FAQ

What is the objective of TopCrunch?

The objective of TopCrunch is to track the aggregate performance trends of high performance computer systems and engineering software. Instead of using a synthetic benchmark, actual engineering software applications are used with real data and are run on high performance computer systems.

Who runs TopCrunch?

Prof. David Benson at UCSD runs TopCrunch, with support from his students, post-docs, research engineers, and web site support from the Jacobs School of Engineering.

How do I contact TopCrunch?

For web site related problems, click on “webmaster” at the bottom of the page. For issues associated with the benchmarks themselves, contact dbenson@ucsd.edu.

Who funds TopCrunch?

TopCrunch is supported by DARPA HPCS through a subcontract from the USC Information Sciences Institute.

Why do you use production codes for the benchmarks?

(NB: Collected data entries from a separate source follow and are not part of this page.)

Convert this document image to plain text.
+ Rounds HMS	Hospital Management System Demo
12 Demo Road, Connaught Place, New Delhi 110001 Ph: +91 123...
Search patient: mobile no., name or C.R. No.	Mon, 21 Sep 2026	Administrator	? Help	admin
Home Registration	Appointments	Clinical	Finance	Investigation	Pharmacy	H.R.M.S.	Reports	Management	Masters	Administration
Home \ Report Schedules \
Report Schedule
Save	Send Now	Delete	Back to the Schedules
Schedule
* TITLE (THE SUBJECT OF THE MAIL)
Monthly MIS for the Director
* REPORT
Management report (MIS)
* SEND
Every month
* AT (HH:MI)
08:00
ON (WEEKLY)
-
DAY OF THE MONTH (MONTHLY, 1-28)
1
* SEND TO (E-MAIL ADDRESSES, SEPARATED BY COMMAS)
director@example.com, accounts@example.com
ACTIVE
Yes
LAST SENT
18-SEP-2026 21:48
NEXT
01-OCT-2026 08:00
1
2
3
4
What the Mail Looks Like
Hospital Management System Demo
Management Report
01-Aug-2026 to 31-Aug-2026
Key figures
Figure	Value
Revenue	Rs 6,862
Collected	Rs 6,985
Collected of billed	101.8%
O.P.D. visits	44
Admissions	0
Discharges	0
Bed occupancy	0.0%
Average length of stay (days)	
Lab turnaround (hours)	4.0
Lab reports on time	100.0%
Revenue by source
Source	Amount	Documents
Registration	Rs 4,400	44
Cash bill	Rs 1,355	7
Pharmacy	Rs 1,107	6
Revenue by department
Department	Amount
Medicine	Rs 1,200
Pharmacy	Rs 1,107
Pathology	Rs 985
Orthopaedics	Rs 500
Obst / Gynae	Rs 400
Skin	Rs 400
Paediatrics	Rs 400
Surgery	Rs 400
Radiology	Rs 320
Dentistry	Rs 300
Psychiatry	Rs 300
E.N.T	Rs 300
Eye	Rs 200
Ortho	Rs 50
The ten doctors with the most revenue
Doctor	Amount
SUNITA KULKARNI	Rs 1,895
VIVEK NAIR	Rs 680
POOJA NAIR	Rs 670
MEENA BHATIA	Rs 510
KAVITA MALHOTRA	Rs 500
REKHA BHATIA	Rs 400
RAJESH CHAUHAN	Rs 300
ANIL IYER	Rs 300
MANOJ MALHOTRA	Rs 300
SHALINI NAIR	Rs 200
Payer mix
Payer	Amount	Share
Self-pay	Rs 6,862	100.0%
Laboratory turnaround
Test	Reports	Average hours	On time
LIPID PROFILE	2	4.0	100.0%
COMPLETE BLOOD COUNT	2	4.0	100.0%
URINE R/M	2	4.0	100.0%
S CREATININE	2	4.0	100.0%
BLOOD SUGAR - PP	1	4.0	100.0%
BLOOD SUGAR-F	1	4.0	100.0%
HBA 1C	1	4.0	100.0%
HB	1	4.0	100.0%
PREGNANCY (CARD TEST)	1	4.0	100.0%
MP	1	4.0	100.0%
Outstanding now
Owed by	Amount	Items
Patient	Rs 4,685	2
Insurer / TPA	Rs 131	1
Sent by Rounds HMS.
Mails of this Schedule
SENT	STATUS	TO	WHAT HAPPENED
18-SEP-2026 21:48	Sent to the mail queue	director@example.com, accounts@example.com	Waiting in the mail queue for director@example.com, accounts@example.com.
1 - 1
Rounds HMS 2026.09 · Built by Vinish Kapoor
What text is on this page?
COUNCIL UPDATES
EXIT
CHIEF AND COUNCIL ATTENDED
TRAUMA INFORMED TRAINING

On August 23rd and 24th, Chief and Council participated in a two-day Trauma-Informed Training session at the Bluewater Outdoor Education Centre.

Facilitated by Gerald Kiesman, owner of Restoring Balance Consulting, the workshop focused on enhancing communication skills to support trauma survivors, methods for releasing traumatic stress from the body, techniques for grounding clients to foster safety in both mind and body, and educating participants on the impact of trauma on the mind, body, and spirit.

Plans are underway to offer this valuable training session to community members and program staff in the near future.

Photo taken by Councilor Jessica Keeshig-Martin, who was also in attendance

The objective is to track the aggregate computing performance available to scientists and engineers. Synthetic benchmarks are usually more highly optimized than production codes because they are much smaller and simpler codes, and therefore don’t reflect real world performance. Research codes are generally not available to the broad range of people we would like to see perform the benchmarks, lack the breadth we are seeking, and the limited resources of the developers means that they can’t provide the support required for non-specialists to use them.

How are the benchmark codes chosen?

The benchmarks are chosen to reflect the types of calculations performed in the mechanical and aerospace communities. Therefore, codes associated with structural dynamics (LS-DYNA), fluid flow (CTH), and materials science (SPaSM) have been chosen. These codes have different challenges to address in terms of domain decomposition, message passing, load balancing, and dynamic memory allocation that makes the comparison of their relative scaling interesting. Additional codes may be added in the future.

How are the benchmarks problems chosen?

The benchmark problems are chosen to reflect current engineering practice in the real world, and to have a structure that allows them to be scaled up as computer performance grows. The problems are not intended to be optimal analyses, i.e., the fastest possible choice of options to achieve a particular solution, because engineers rarely have time to optimize their analyses in real life. For example, the accuracy of the stress distribution in a structural element increases with the number of Gaussian quadrature points, but at the expense of speed. For a given level of accuracy, there is, therefore, a choice that maximizes speed. It is, however, common engineering practice to use more points than absolutely necessary because an inaccurate solution will require rerunning the analysis, which effectively doubles its cost and more than doubles the wall clock time to get an acceptable answer. The same general observation holds true for many other analysis choices to be made.

How do I obtain the benchmark codes?

The codes are available directly from their authors, and are not available on this site. The contact information is given on the code description pages.

How do I run the benchmark problems?

The general command lines required for executing a program are given on the code description pages, along with pointers to additional documentation for the codes.

Can I change the problem data?

No! Aside from the number of processors, no changes are permitted. As discussed, the problems are chosen to represent current industrial practice, and are not optimized for performance. Our goal is to track software and hardware performance, not analyst performance!

How do I obtain technical support for running the problems?

Technical support for running the codes is available through the software providers. If a particular problem downloaded from this site doesn’t run, contact David Benson.

How do I submit the benchmark results?

Mail the ASCII output files from the analyses, which contain the timings, to Administrator. The entire file must be submitted, not just the timings.

How does TopCrunch prevent people from cheating?

We can’t. We try to avoid obvious cheating by requiring the ASCII output files, but we recognize that a determined cheater can readily edit the output. We reserve the right to withdraw or not post results that appear suspicious, and to require benchmarkers to provide additional proof such as the binary restart and plot files. But we explicitly don’t warranty the accuracy of the benchmark results. If you feel that results posted here are incorrect, please contact the Administrator.

Can I run the benchmark problems with my own code?

As one objective of the site is to track software advances, competition between codes is welcomed. However, in the interests of fairness, if you wish to have your results posted, you must

  1. Run a model that is identical in all respects to the benchmark model. This includes, but is not limited to, element formulation, the number of integration points, time step scaling, material models, and domain decomposition (including the specification of contact surfaces).
  2. Be willing to supply us with access to the results for verification and provide a version of the code to a platform of our choice under our control to run your data file and program independently at no cost to us.

Should I buy my computer based on the posted results?

We recognize that these results may be useful to some users in making basic decisions about their computing requirements. However, be aware of the following caveats:

  1. The performance of a computer is the result of many aspects of the system, including the chip, the available memory, the connection between the processors (e.g., Gigabit Ethernet vs. Myrinet), the version of the operating system, the version of MPI, and the particular version of the benchmark code.
  2. The performance is also subject to the particular circumstances under which it was performed, e.g., a benchmark run in a single user mode will usually be faster than one that was run with other users on the system.
  3. We explicitly don’t warranty the accuracy of the numbers posted on this site.